# Distance of functions and fourier coefficients

1. Nov 21, 2007

### sridhar10chitta

There are two functions f(t) and g(t); t is the independent variable.
The distance between the two functions will be given by [1/2pi integral{f(t)-g(t)}^2 dt]^1/2 between -pi and +pi.
Apparently, this distance also is the fourier coefficient of each term in the fourier
expansion of a periodic function f(t) such that it is closest to f(t).

Why is this so ?
why is not the distance given by f(t)-g(t) simply ?
i.e 1/sqrt(2pi) integral{f(t)-g(t)}dt between -pi and +pi.

2. Nov 21, 2007

### HallsofIvy

Staff Emeritus
No! The distance between two functions is NOT given by that. It is, rather, given by the square root of that function.
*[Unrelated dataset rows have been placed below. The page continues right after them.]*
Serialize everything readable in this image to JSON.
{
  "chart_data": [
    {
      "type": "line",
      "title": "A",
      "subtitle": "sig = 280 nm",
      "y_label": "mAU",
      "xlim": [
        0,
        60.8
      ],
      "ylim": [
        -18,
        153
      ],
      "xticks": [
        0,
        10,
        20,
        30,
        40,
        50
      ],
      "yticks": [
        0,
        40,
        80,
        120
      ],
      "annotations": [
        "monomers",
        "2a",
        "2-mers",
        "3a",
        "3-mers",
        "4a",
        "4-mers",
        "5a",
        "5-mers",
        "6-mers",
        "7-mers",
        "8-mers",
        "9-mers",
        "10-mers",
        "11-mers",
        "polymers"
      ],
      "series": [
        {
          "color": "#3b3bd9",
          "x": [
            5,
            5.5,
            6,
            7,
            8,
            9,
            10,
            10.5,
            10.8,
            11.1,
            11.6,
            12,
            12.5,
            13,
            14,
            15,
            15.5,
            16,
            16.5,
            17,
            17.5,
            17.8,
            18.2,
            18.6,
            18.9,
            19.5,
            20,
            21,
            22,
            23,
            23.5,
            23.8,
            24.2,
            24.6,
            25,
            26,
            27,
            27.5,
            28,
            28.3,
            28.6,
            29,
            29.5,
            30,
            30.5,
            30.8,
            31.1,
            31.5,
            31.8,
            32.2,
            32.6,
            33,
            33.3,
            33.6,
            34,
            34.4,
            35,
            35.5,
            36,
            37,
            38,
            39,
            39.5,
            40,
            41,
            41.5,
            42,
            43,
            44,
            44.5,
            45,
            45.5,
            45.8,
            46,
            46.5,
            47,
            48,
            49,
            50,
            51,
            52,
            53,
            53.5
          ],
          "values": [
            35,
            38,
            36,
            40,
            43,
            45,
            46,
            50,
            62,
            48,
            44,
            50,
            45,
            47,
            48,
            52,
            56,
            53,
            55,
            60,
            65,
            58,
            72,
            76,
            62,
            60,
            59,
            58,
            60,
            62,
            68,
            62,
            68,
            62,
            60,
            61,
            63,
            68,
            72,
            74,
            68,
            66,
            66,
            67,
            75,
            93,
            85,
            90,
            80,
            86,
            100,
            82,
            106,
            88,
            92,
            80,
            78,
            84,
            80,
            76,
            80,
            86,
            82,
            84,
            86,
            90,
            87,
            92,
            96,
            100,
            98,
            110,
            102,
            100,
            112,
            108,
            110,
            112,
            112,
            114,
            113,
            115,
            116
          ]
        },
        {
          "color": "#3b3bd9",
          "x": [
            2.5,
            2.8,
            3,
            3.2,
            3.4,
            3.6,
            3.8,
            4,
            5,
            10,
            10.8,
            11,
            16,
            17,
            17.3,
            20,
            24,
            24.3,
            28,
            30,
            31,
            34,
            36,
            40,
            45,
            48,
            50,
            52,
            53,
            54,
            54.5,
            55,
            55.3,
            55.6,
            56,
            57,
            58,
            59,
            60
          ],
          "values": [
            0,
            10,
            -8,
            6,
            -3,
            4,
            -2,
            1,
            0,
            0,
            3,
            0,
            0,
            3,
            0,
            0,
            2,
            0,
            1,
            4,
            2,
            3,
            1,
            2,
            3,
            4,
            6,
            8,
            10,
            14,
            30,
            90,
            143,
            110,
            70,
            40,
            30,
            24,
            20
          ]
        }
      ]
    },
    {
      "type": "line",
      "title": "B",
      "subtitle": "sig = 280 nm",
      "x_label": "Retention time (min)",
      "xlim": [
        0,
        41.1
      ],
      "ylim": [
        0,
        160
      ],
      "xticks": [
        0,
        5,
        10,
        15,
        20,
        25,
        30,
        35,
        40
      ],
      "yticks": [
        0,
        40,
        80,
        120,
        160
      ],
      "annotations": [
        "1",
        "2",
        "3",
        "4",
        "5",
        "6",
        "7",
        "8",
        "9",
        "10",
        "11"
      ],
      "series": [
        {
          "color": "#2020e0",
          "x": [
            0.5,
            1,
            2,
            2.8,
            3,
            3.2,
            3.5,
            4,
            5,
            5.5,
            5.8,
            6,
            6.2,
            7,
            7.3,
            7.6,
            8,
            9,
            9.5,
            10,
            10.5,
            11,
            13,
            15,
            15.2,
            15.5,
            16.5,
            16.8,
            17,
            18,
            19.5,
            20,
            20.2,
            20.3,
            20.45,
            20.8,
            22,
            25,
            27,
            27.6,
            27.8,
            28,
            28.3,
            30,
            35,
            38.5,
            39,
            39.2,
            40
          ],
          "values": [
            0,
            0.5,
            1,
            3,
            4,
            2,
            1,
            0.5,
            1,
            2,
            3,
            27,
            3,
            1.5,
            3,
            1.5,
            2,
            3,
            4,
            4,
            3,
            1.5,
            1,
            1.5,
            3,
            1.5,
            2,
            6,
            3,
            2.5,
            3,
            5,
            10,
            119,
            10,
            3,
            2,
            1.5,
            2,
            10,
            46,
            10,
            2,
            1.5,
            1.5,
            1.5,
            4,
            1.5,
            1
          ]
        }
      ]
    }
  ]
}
The way you have it, the triangle inequality would not be true.
In $L_2$, the space of square integrable functions, it can be show that the finite Fourier series is essentially the "least squares approximation" to the function using that distance (with the square root).

That wouldn't make much sense would it? For one thing, the "distance from f to g" would be the negative of the "distance from g to f"!

You CAN define "distance from f to g" to be $\int |f(t)- g(t)|dt$ where the integral is taken over whatever interval you are interested in. That is the "L1 norm. You can also define "distance from f to g" to be max|f(t)-g(t)| where the "max" is the largest value that takes on over whatever interval you are interested in. That's called the "uniform norm" because convergence defined in that norm is equivalent to uniform convergence. We use the "root square" distance formula in Fourier Analysis precisely because the finite Fourier series is the "least squares approximation" with that distance formula.